Разсказъ вмѣсто водки.
Много, о какъ много, людей, которые считаютъ за должное выпить рюмку водки передъ обѣдомъ,-- и они имѣютъ основаніе: рюмка водки аппетитъ придаетъ. Мы хотимъ избавить купившаго книгу нашу отъ траты на водку и замѣнить ему оную нашимъ разсказомъ. Какъ достигнуть этого? Да очень просто, думается намъ. Что нужно чтобы возбудить аппетитъ у голоднаго? Возбудить аппетитъ у голоднаго можно разсказами о душистыхъ, вкусныхъ блюдахъ, о самомъ процессѣ ѣденія,-- ну мы такъ и сдѣлаемъ. Начинаемъ...
-----
Григорій Волгинъ былъ просто душка между блестящей молодежью нашего города. Сколько нѣжныхъ сердецъ покорилъ онъ, сколько слезъ пролить заставилъ. А ревнивые мужья -- а таковы почти всѣ -- его растерзали бы съ удовольствіемъ: такъ насолилъ онъ имъ.
Любилъ ли когда серьезно самъ Волгинъ-это была загадка, на которую мы, согласно нашему привиллегированному авторскому положенію, отвѣтить только можемъ, и мы отвѣчаемъ: нѣтъ, не любилъ, а только дурачился, время убивалъ.

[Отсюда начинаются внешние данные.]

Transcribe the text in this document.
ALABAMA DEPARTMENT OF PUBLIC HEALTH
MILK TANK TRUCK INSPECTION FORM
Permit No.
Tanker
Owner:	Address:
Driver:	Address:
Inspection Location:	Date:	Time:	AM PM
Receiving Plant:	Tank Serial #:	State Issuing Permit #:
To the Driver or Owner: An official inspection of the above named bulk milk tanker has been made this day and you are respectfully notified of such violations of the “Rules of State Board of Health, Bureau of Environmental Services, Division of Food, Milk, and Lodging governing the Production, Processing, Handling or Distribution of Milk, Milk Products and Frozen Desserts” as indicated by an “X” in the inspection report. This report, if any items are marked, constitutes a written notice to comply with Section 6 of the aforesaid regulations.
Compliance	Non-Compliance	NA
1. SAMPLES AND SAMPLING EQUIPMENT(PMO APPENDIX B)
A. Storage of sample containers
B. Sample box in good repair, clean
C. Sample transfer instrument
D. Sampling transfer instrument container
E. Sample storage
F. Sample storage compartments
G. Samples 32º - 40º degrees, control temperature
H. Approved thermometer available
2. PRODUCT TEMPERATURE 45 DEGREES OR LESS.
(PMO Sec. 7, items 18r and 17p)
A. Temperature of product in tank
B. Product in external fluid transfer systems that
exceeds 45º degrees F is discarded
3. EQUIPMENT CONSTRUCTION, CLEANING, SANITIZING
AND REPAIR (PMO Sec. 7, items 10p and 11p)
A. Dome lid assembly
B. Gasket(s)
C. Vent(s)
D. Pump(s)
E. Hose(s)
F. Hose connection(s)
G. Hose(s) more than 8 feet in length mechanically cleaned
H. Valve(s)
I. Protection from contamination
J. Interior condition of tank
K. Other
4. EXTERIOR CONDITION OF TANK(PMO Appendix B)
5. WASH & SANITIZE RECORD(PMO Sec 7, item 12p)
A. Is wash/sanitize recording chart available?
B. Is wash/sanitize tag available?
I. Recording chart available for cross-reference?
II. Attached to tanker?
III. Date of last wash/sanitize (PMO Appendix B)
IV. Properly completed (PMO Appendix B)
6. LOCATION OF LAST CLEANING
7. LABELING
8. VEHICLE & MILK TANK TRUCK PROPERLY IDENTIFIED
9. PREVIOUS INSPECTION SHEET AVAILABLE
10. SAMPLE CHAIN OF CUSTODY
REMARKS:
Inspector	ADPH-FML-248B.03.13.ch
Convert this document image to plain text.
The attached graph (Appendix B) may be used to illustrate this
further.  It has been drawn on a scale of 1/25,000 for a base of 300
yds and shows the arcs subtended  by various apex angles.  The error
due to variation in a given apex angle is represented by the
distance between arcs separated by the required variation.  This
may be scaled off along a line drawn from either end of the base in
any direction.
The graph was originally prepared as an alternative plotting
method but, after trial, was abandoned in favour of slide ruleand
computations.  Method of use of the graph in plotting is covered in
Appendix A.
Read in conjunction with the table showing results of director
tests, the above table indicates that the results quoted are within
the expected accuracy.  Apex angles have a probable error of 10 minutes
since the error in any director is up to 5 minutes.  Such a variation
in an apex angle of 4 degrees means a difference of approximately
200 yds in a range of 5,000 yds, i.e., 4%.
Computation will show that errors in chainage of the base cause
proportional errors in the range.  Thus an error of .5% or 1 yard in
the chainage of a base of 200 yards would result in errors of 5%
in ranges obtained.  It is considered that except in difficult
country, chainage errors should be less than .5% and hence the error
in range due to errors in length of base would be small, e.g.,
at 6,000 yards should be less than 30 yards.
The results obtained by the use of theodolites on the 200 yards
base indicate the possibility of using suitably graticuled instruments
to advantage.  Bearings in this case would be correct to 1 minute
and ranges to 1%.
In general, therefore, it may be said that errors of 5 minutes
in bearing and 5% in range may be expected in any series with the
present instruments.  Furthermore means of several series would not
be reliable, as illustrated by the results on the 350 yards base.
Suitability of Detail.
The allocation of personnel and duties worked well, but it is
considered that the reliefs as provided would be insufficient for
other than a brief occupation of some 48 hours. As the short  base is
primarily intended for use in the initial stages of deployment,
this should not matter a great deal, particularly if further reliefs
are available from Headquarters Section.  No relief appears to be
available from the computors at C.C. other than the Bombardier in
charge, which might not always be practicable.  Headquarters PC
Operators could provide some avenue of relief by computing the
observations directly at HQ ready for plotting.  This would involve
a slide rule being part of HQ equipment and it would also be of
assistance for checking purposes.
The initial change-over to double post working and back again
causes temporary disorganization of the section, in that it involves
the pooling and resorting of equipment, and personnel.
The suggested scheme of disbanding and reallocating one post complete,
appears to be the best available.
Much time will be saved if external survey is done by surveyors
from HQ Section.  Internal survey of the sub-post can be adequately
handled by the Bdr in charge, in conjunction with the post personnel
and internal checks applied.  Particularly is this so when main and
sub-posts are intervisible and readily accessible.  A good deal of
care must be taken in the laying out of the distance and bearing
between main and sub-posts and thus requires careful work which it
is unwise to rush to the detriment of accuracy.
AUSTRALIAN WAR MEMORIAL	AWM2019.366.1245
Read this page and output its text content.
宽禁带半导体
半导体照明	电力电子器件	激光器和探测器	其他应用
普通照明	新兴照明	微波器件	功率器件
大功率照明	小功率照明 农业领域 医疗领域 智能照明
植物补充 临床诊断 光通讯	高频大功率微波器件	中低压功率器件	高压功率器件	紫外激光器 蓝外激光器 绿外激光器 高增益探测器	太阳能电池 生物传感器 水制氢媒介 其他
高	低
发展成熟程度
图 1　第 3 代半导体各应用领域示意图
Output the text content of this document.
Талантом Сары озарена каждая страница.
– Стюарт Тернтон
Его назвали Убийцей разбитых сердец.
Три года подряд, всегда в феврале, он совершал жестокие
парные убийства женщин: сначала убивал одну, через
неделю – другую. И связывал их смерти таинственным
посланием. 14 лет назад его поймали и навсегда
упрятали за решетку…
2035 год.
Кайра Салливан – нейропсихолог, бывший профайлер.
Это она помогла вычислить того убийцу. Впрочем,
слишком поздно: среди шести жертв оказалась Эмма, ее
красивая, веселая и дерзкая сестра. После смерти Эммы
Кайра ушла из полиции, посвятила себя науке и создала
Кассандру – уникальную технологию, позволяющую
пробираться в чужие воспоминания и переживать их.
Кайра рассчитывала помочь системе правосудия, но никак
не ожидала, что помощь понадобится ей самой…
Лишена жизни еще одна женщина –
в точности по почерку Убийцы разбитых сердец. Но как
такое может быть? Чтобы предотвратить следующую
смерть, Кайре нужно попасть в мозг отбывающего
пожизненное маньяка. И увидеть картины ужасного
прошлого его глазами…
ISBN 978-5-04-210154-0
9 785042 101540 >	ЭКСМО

Впрочемъ, онъ бы и не прочь былъ полюбить одну голубоокую красавицу, да то горе, что она ему надеждъ не подавала. А онъ не прочь бы...
А хороша! Но вѣдь и онъ не дуренъ. Что же значило, что красавица такъ сурова была? Да причина-то та, что красавица знала про Волгина страшныя вещи. Какъ она узнала, на это и мы не въ состояніи отвѣтить, но дѣло-то въ томъ, что она знала его тайну и боялась Волгина.
Что же это такое ужасно, что она знала про Волгина? А вотъ что: она знала, что онъ страшный, небывалый обжора, обжора запоемъ,-- словомъ обжора, какихъ двухъ нѣтъ! Она знала, что онъ, когда запой обжорства найдетъ на него, по цѣлымъ недѣлямъ все ѣстъ, ѣстъ и ѣстъ. Въ это время ѣденія онъ никуда не показывается, потому что дѣлается безобразно и омерзительно толстъ, и долгое время не видать его,-- словомъ до тѣхъ поръ, пока не похудѣетъ, пока не войдетъ въ норму.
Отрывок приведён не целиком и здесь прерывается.